Tema e estratégia: A questão avalia ortografia, especificamente o emprego da letra “h” em início de palavra. Para resolver, lembre-se: em português, o “h” inicial é mudo e seu uso é, em geral, etimológico (herdado do latim/greco) ou aparece em dígrafos (ch, lh, nh). Quando houver dúvida, confirme no VOLP (ABL) e observe a família de palavras.
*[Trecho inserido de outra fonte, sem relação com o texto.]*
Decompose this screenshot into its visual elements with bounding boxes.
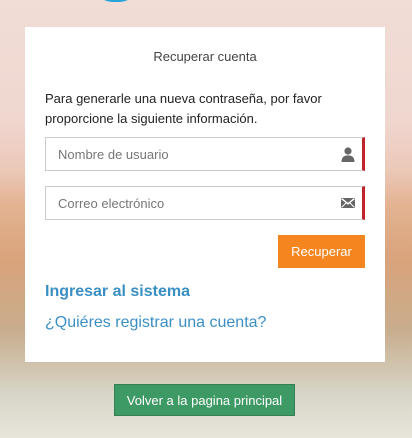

Regra normativa essencial: De acordo com a Gramática Normativa (cf. Bechara) e o VOLP/ABL, a letra h em português:

– é muda em posição inicial (ex.: hoje, homem, hora);
– integra os dígrafos ch, lh, nh (ex.: chave, milho, ninho);
– aparece por etimologia em diversos vocábulos cultos (ex.: história, horrível, hífen).
– não se usa “h” apenas por pronúncia, pois ele não representa som próprio no início de palavra.

Alternativa correta: A

Por quê? A forma correta do vocábulo é isqueiro (sem “h”). O “h” não pertence à grafia dessa palavra; trata-se de derivado de isca + sufixo –eiro, o que reforça a ausência de “h”. O VOLP/ABL registra isqueiro, confirmando a grafia sem “h”.

Dica prática: quando a palavra começa por vogal e você suspeita de “h”, tente associá-la à família: isca → isqueiro (sem “h”). Se não houver relação com vocábulo consagrado com “h”, desconfie da presença dessa letra.

Por que as demais estão incorretas?

B) “história” – grafia correta com “h” inicial por etimologia (do lat. historia). Confirmada no VOLP. O “h” inicial é mudo, mas obrigatório na escrita.

C) “horrível” – grafia correta com “h”, igualmente etimológica (lat. horribilis). Registro no VOLP. Note ainda a família: horror, horrendo, todos com “h”.

D) “hífen” – grafia correta com “h” inicial e acento agudo no “i” (padrão do AO 1990 e do VOLP). Palavra de origem grega (hyphén), com “h” mantido por tradição etimológica. Plural: hífens.

Pegadinhas recorrentes e como evitá-las:

– O “h” não muda a pronúncia inicial; por isso, formas erradas como “hisqueiro” soam iguais às corretas, o que confunde. Conferir no VOLP é a melhor estratégia.

– Verifique a família lexical: se os derivados “puxam” o “h” (ex.: histórico, historiador), é forte indício de que a base tem “h”. Se a base não tem (ex.: isca), o derivado também não tem (ex.: isqueiro).

– Lembre dos dígrafos: se houvesse ch, lh ou nh, o “h” seria parte do dígrafo; fora disso, o “h” inicial costuma ser etimológico, não fonético.

Referências normativas: Gramática de Evanildo Bechara (Gramática Normativa da Língua Portuguesa) e VOLP (Academia Brasileira de Letras, versão on-line), que registram: isqueiro (sem “h”), história, horrível, hífen.

Resposta final: Alternativa A – “isqueiro” (sem “h”).